Desde há muito nossos Tribunais têm recebido demandas envolvendo a rescisão de contratos de promessa de compra e venda, celebrados no contexto de uma incorporação imobiliária. Pouco a pouco a jurisprudência foi-se ajustando às peculiaridades desse tipo de contrato, até que, nos últimos dias de 2018, sobreveio a regulamentação da matéria na chamada “Lei dos Distratos”, Lei nº 13.786.
Essas demandas envolvem, normalmente, a desistência de parte do promitente comprador e sua intenção em ser restituído do quanto já desembolsado para integrar a incorporação imobiliária.
O Tribunal de Justiça do Estado do Rio Grande do Sul, nas últimas décadas, vinha adotando o IGPM como índice hábil à correção monetária de suas condenações. Todavia, nos anos de 2020 e 2021, o IGPM deixou de verdadeiramente representar uma recomposição da perda da moeda no tempo, para passar a representar uma verdadeira fonte de enriquecimento sem causa.

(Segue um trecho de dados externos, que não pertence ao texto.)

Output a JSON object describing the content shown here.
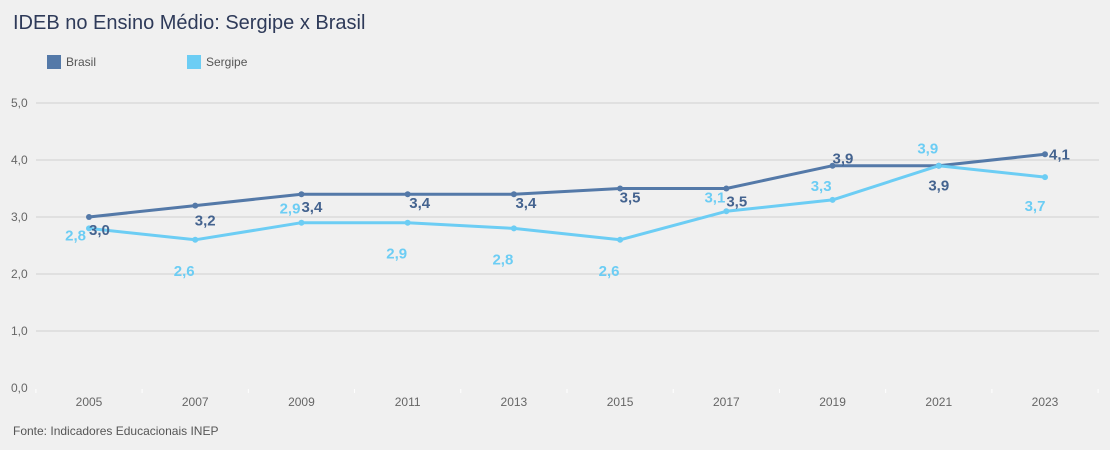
{
  "title": "IDEB no Ensino Médio: Sergipe x Brasil",
  "source": "Fonte: Indicadores Educacionais INEP",
  "legend": [
    {
      "label": "Brasil",
      "color": "#5479a8"
    },
    {
      "label": "Sergipe",
      "color": "#6ccdf4"
    }
  ],
  "chart_data": {
    "type": "line",
    "title": "IDEB no Ensino Médio: Sergipe x Brasil",
    "xlabel": "",
    "ylabel": "",
    "x": [
      "2005",
      "2007",
      "2009",
      "2011",
      "2013",
      "2015",
      "2017",
      "2019",
      "2021",
      "2023"
    ],
    "ylim": [
      0,
      5
    ],
    "yticks": [
      "0,0",
      "1,0",
      "2,0",
      "3,0",
      "4,0",
      "5,0"
    ],
    "ytick_values": [
      0,
      1,
      2,
      3,
      4,
      5
    ],
    "grid": true,
    "legend_position": "top-left",
    "series": [
      {
        "name": "Brasil",
        "color": "#5479a8",
        "values": [
          3.0,
          3.2,
          3.4,
          3.4,
          3.4,
          3.5,
          3.5,
          3.9,
          3.9,
          4.1
        ],
        "labels": [
          "3,0",
          "3,2",
          "3,4",
          "3,4",
          "3,4",
          "3,5",
          "3,5",
          "3,9",
          "3,9",
          "4,1"
        ]
      },
      {
        "name": "Sergipe",
        "color": "#6ccdf4",
        "values": [
          2.8,
          2.6,
          2.9,
          2.9,
          2.8,
          2.6,
          3.1,
          3.3,
          3.9,
          3.7
        ],
        "labels": [
          "2,8",
          "2,6",
          "2,9",
          "2,9",
          "2,8",
          "2,6",
          "3,1",
          "3,3",
          "3,9",
          "3,7"
        ]
      }
    ]
  }
}
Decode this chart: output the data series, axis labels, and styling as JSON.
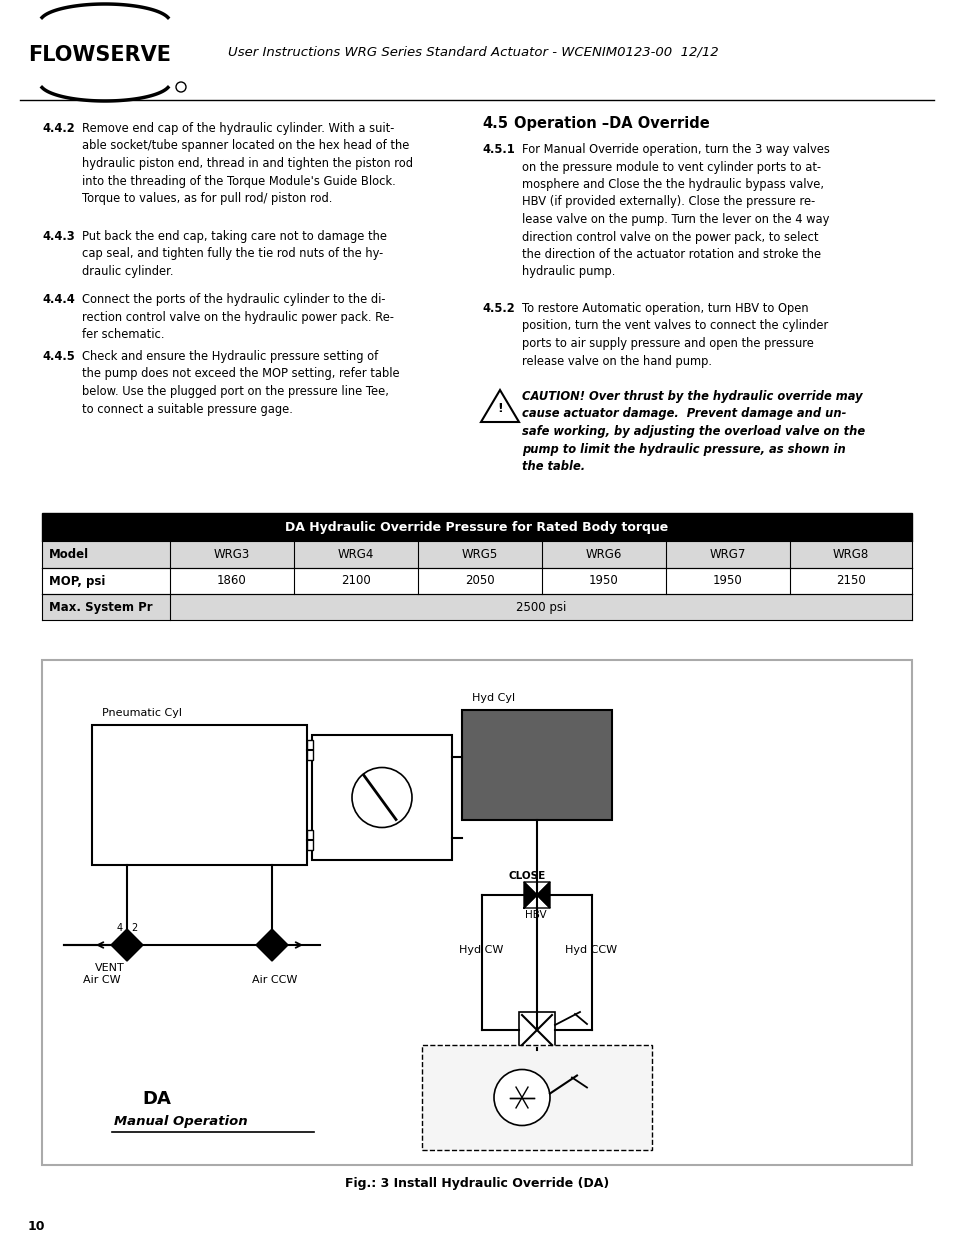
{
  "page_bg": "#ffffff",
  "header_title": "User Instructions WRG Series Standard Actuator - WCENIM0123-00  12/12",
  "page_number": "10",
  "s442": "Remove end cap of the hydraulic cylinder. With a suit-\nable socket/tube spanner located on the hex head of the\nhydraulic piston end, thread in and tighten the piston rod\ninto the threading of the Torque Module's Guide Block.\nTorque to values, as for pull rod/ piston rod.",
  "s443": "Put back the end cap, taking care not to damage the\ncap seal, and tighten fully the tie rod nuts of the hy-\ndraulic cylinder.",
  "s444": "Connect the ports of the hydraulic cylinder to the di-\nrection control valve on the hydraulic power pack. Re-\nfer schematic.",
  "s445": "Check and ensure the Hydraulic pressure setting of\nthe pump does not exceed the MOP setting, refer table\nbelow. Use the plugged port on the pressure line Tee,\nto connect a suitable pressure gage.",
  "s451": "For Manual Override operation, turn the 3 way valves\non the pressure module to vent cylinder ports to at-\nmosphere and Close the the hydraulic bypass valve,\nHBV (if provided externally). Close the pressure re-\nlease valve on the pump. Turn the lever on the 4 way\ndirection control valve on the power pack, to select\nthe direction of the actuator rotation and stroke the\nhydraulic pump.",
  "s452": "To restore Automatic operation, turn HBV to Open\nposition, turn the vent valves to connect the cylinder\nports to air supply pressure and open the pressure\nrelease valve on the hand pump.",
  "caution": "CAUTION! Over thrust by the hydraulic override may\ncause actuator damage.  Prevent damage and un-\nsafe working, by adjusting the overload valve on the\npump to limit the hydraulic pressure, as shown in\nthe table.",
  "table_header": "DA Hydraulic Override Pressure for Rated Body torque",
  "table_col_headers": [
    "Model",
    "WRG3",
    "WRG4",
    "WRG5",
    "WRG6",
    "WRG7",
    "WRG8"
  ],
  "table_row1_label": "MOP, psi",
  "table_row1_values": [
    "1860",
    "2100",
    "2050",
    "1950",
    "1950",
    "2150"
  ],
  "table_row2_label": "Max. System Pr",
  "table_row2_value": "2500 psi",
  "fig_caption": "Fig.: 3 Install Hydraulic Override (DA)"
}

Afinal, é fato notório que o IGPM se desvinculou dos demais índices utilizados para medir a inflação, como o INCC e o IPCA, por exemplo. Enquanto a inflação medida pelo IPCA entre 2020 e 2022 acumulou alta de 16,3%. Não muito distante, o INCC-M no mesmo período acumulou alta de 24,3%. Por outro lado, o IGPM no mesmo período acumulou alta de 49,7%, sendo evidente a discrepância e a verdadeira desvinculação de tal índice com qualquer outro índice de correção monetária no período, o que o torna incapaz de efetivamente medir a inflação e recompor suas perdas.
Diante dessa situação potencializada diretamente pelos efeitos da pandemia de Covid-19, autorizar a correção dos valores a restituir aos promitentes compradores pelo IGPM passou a representar um verdadeiro prêmio pela quebra de contrato; o que significaria provocar um profundo desequilíbrio contratual.

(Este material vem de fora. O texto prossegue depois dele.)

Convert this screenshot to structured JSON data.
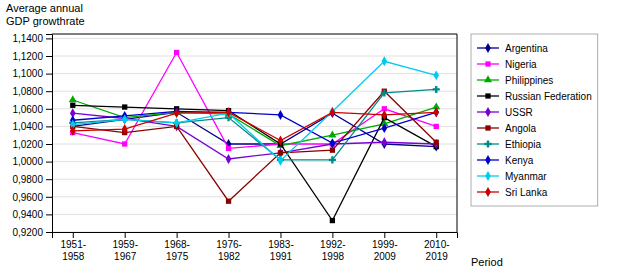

Assim, nosso escritório passou a atuar ativamente junto ao Tribunal de Justiça do Rio Grande do Sul para que o sinalagma do contrato fosse efetivamente observado, com a aplicação dos índices de correção monetária contratualmente eleitos pelas partes (INCC até o Habite-se, IPCA após o Habite-se), sob pena de provocar gravíssimo prejuízo à toda a incorporação e ao patrimônio de afetação.
Não sendo, pois, o IGPM previsto no contrato firmado pelas partes, tem-se que jamais poderia ser imposto ao promitente comprador durante o cumprimento regular do contrato. Pretender, então, impingir o IGPM ao promitente vendedor absolutamente adimplente, representa inadmissível violação do pacto firmado a agravar os prejuízos do promitente vendedor.
E assim foi que, recentemente, o Tribunal de Justiça do Rio Grande do Sul alterou seu posicionamento anteriormente consolidado e passou a reconhecer a impropriedade do IGPM para representar a recomposição da perda monetária no tempo, passando a adotar os índices contratualmente eleitos pelas partes para tanto, mantendo-se o equilíbrio do contrato.